Are you a city person?

Although I grew up in the suburbs, when I moved to Boston for grad school, I found my new urban surroundings to be a natural fit. Now, having lived in a city for 5+ years, whenever I go home to visit family, I low-key experience culture shock.

There are an abundance of differences between the cities and suburbs, but for me, the starkest of all is one’s ability to get around. I grew up in the back of a Chrysler Town & Country (aka a minivan) and anywhere worth going was pretty much at least 15 to 20 minutes away. This short commute is no problem with a car, but without one, you’re basically stranded! Now, as a car-less adult, I find the distance between places in the suburbs and the lack of extensive public transportation to be insufferable.

In Boston, I have a current routine of taking the T (subway) to a fitness class and then walking to my university’s student center to get schoolwork done. Then, I would take a walk to a distant T station and come home or, on certain evenings, walk to class and after walk no more than five minutes to the T station and return home from there. There is so much walking to be done in the city. By design Boston can be a pedestrian’s paradise if one is so eager to get around on foot.

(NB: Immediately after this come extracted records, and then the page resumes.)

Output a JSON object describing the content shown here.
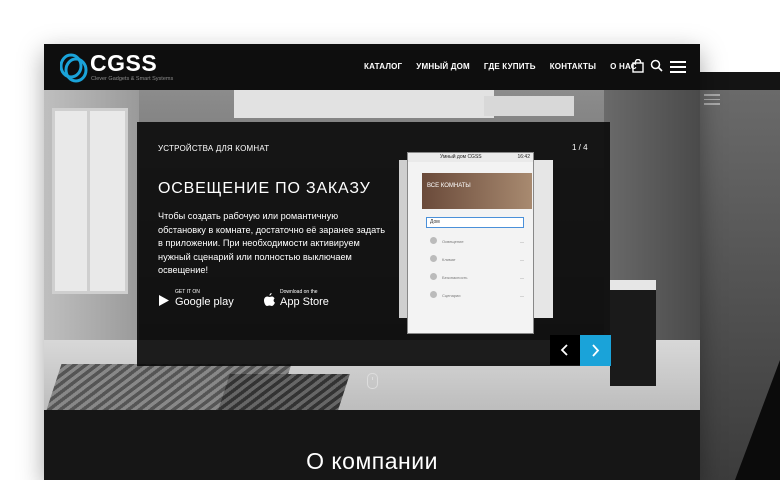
{
  "header": {
    "brand": "CGSS",
    "tagline": "Clever Gadgets & Smart Systems",
    "nav": [
      "КАТАЛОГ",
      "УМНЫЙ ДОМ",
      "ГДЕ КУПИТЬ",
      "КОНТАКТЫ",
      "О НАС"
    ],
    "icons": [
      "bag-icon",
      "search-icon",
      "menu-icon"
    ]
  },
  "slider": {
    "kicker": "УСТРОЙСТВА ДЛЯ КОМНАТ",
    "counter": "1 / 4",
    "title": "ОСВЕЩЕНИЕ ПО ЗАКАЗУ",
    "description": "Чтобы создать рабочую или романтичную обстановку в комнате, достаточно её заранее задать в приложении. При необходимости активируем нужный сценарий или полностью выключаем освещение!",
    "google_small": "GET IT ON",
    "google_big": "Google play",
    "apple_small": "Download on the",
    "apple_big": "App Store",
    "phone": {
      "status_time": "16:42",
      "app_title": "Умный дом CGSS",
      "banner_text": "ВСЕ КОМНАТЫ",
      "room_select": "Дом",
      "rows": [
        {
          "label": "Освещение",
          "value": "—"
        },
        {
          "label": "Климат",
          "value": "—"
        },
        {
          "label": "Безопасность",
          "value": "—"
        },
        {
          "label": "Сценарии",
          "value": "—"
        }
      ]
    }
  },
  "about": {
    "title": "О компании"
  },
  "colors": {
    "accent": "#1aa3d9",
    "nav_bg": "#0e0e0e",
    "card_bg": "#0c0c0c"
  }
}
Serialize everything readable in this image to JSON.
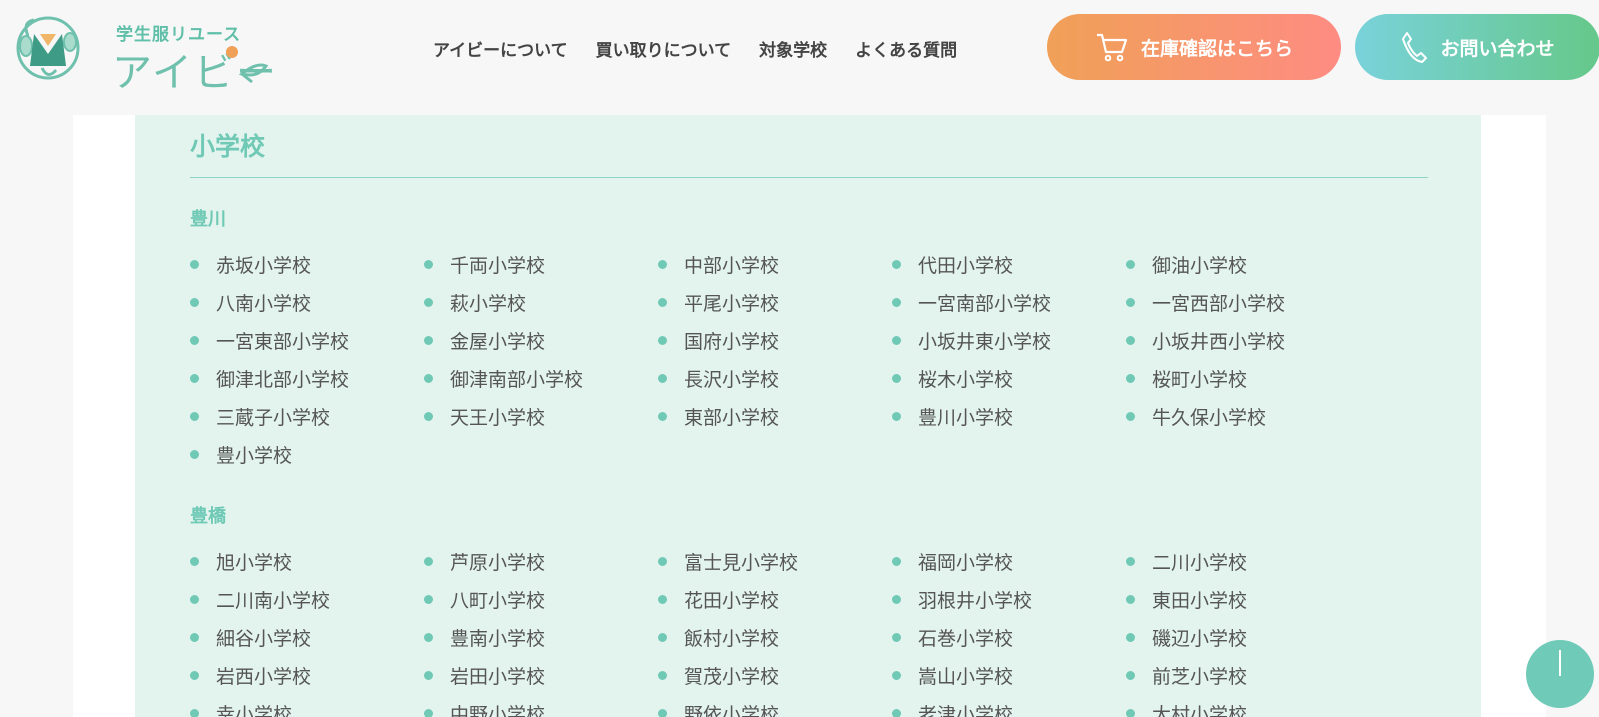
{
  "header": {
    "logo_sub": "学生服リユース",
    "logo_main": "アイビー",
    "nav": [
      "アイビーについて",
      "買い取りについて",
      "対象学校",
      "よくある質問"
    ],
    "stock_button": "在庫確認はこちら",
    "contact_button": "お問い合わせ"
  },
  "section": {
    "title": "小学校",
    "regions": [
      {
        "name": "豊川",
        "schools": [
          "赤坂小学校",
          "千両小学校",
          "中部小学校",
          "代田小学校",
          "御油小学校",
          "八南小学校",
          "萩小学校",
          "平尾小学校",
          "一宮南部小学校",
          "一宮西部小学校",
          "一宮東部小学校",
          "金屋小学校",
          "国府小学校",
          "小坂井東小学校",
          "小坂井西小学校",
          "御津北部小学校",
          "御津南部小学校",
          "長沢小学校",
          "桜木小学校",
          "桜町小学校",
          "三蔵子小学校",
          "天王小学校",
          "東部小学校",
          "豊川小学校",
          "牛久保小学校",
          "豊小学校"
        ]
      },
      {
        "name": "豊橋",
        "schools": [
          "旭小学校",
          "芦原小学校",
          "富士見小学校",
          "福岡小学校",
          "二川小学校",
          "二川南小学校",
          "八町小学校",
          "花田小学校",
          "羽根井小学校",
          "東田小学校",
          "細谷小学校",
          "豊南小学校",
          "飯村小学校",
          "石巻小学校",
          "磯辺小学校",
          "岩西小学校",
          "岩田小学校",
          "賀茂小学校",
          "嵩山小学校",
          "前芝小学校",
          "幸小学校",
          "中野小学校",
          "野依小学校",
          "老津小学校",
          "大村小学校"
        ]
      }
    ]
  },
  "colors": {
    "accent": "#6fc9b5",
    "panel_bg": "#e3f4ef",
    "stock_gradient": [
      "#f0a057",
      "#fe8c82"
    ],
    "contact_gradient": [
      "#79d2da",
      "#66c88a"
    ]
  },
  "icons": {
    "stock": "cart-icon",
    "contact": "phone-icon",
    "scroll_top": "scroll-top-icon"
  }
}
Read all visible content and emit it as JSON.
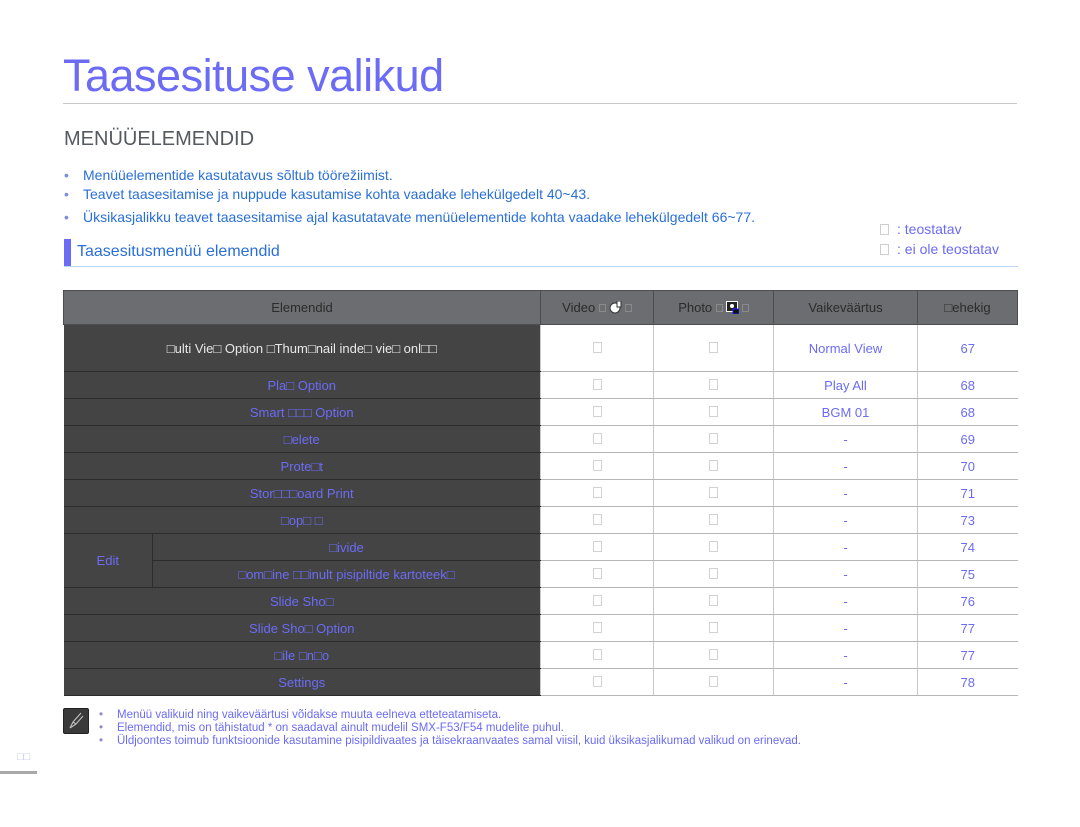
{
  "page": {
    "title": "Taasesituse valikud",
    "section_heading": "MENÜÜELEMENDID",
    "bullets": [
      "Menüüelementide kasutatavus sõltub töörežiimist.",
      "Teavet taasesitamise ja nuppude kasutamise kohta vaadake lehekülgedelt 40~43.",
      "Üksikasjalikku teavet taasesitamise ajal kasutatavate menüüelementide kohta vaadake lehekülgedelt 66~77."
    ],
    "legend": [
      {
        "icon": "available-box-icon",
        "label": ": teostatav"
      },
      {
        "icon": "unavailable-box-icon",
        "label": ": ei ole teostatav"
      }
    ],
    "subsection_heading": "Taasesitusmenüü elemendid",
    "page_number": "□□"
  },
  "table": {
    "headers": {
      "items": "Elemendid",
      "video": "Video",
      "photo": "Photo",
      "default": "Vaikeväärtus",
      "page": "□ehekig"
    },
    "rows": [
      {
        "item": "□ulti Vie□ Option □Thum□nail inde□ vie□ onl□□",
        "video": "□",
        "photo": "□",
        "default": "Normal View",
        "page": "67"
      },
      {
        "item": "Pla□ Option",
        "video": "□",
        "photo": "□",
        "default": "Play All",
        "page": "68"
      },
      {
        "item": "Smart □□□ Option",
        "video": "□",
        "photo": "□",
        "default": "BGM 01",
        "page": "68"
      },
      {
        "item": "□elete",
        "video": "□",
        "photo": "□",
        "default": "-",
        "page": "69"
      },
      {
        "item": "Prote□t",
        "video": "□",
        "photo": "□",
        "default": "-",
        "page": "70"
      },
      {
        "item": "Stor□□□oard Print",
        "video": "□",
        "photo": "□",
        "default": "-",
        "page": "71"
      },
      {
        "item": "□op□ □",
        "video": "□",
        "photo": "□",
        "default": "-",
        "page": "73"
      },
      {
        "group": "Edit",
        "item": "□ivide",
        "video": "□",
        "photo": "□",
        "default": "-",
        "page": "74"
      },
      {
        "item": "□om□ine □□inult pisipiltide kartoteek□",
        "video": "□",
        "photo": "□",
        "default": "-",
        "page": "75"
      },
      {
        "item": "Slide Sho□",
        "video": "□",
        "photo": "□",
        "default": "-",
        "page": "76"
      },
      {
        "item": "Slide Sho□ Option",
        "video": "□",
        "photo": "□",
        "default": "-",
        "page": "77"
      },
      {
        "item": "□ile □n□o",
        "video": "□",
        "photo": "□",
        "default": "-",
        "page": "77"
      },
      {
        "item": "Settings",
        "video": "□",
        "photo": "□",
        "default": "-",
        "page": "78"
      }
    ]
  },
  "notes": [
    "Menüü valikuid ning vaikeväärtusi võidakse muuta eelneva etteteatamiseta.",
    "Elemendid, mis on tähistatud * on saadaval ainult mudelil SMX-F53/F54 mudelite puhul.",
    "Üldjoontes toimub funktsioonide kasutamine pisipildivaates ja täisekraanvaates samal viisil, kuid üksikasjalikumad valikud on erinevad."
  ],
  "colors": {
    "accent": "#6b6bf5",
    "bullet_text": "#2a6fd6",
    "header_bg": "#6c6d70",
    "item_bg": "#444444"
  }
}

For this reason, getting in steps and exercise is most natural when I am in Boston. However, here in the burbs, such movement must be contrived. Luckily, I live in a large neighborhood, but still, walking up and down the many cul-de-sacs can only be interesting so many times. Regardless, the suburbs (at least where I’m from) can have their benefits.

Suburbs FTW*:

(*For the win)

  • Night Sky. Leaving home in the evening for a bowling outing, I was struck by the full moon glowing above our neighbor’s house. It’s not like I don’t see the moon in Boston, but honestly…I can’t remember the last time that I have! Similarly, there really are more stars in the sky on a cloudless night here. This observation reminds me of my middle school science extra credit assignments, where we were tasked with gazing up at the stars during certain times of the year at late hours to witness the north star, Cassiopeia, Orion’s belt, or even some distant planets.
  • Cars. If you have a car, the suburbs are great! Ever-y-thing is within your reach! Also, because you are outside of the hubbub, there is considerably less traffic (unless you get stuck behind a school bus, I suppose).
  • Quiet Spaces. Things are just more chill outside the city limits. No one is honking at you. There is no visible homeless population. People have their space. Things are just kind of…still. I guess this is the American dream?
  • Shopping. Maybe this one is counter-intuitive, but the suburbs can have great shopping options. One can’t often find outlet stores that sell products for discounted prices in the middle of downtown. The Tanger Outlets, which has locations in over 15 states as well as Canada, is a premier example.
  • Prices. Boston is expensive. I know that all cities are expensive, but seriously, once you travel outside the great metropolitan areas, things become much cheaper. For example, in pursuit of my acting hobby (more here), I considered getting head shots done while at home. In Boston, the typical headshot package costs $400+! However, back home, I could find decent options for around $250 – $300 (a steal!).

All in all, there is a lot to enjoy in the suburbs (if that’s your thing). However, for me, a restless, entertainment-seeking, public-transportation-dependent human — it’s just not going to work.

Regardless, I enjoyed my trip home. I sat in a car that I did not request through a ride-sharing app, walked around a big-a**-American mall, bowled at a place that doesn’t cost you two arms and a leg, and just loafed around in a quiet residential neighborhood.

Wishing you the best of both worlds!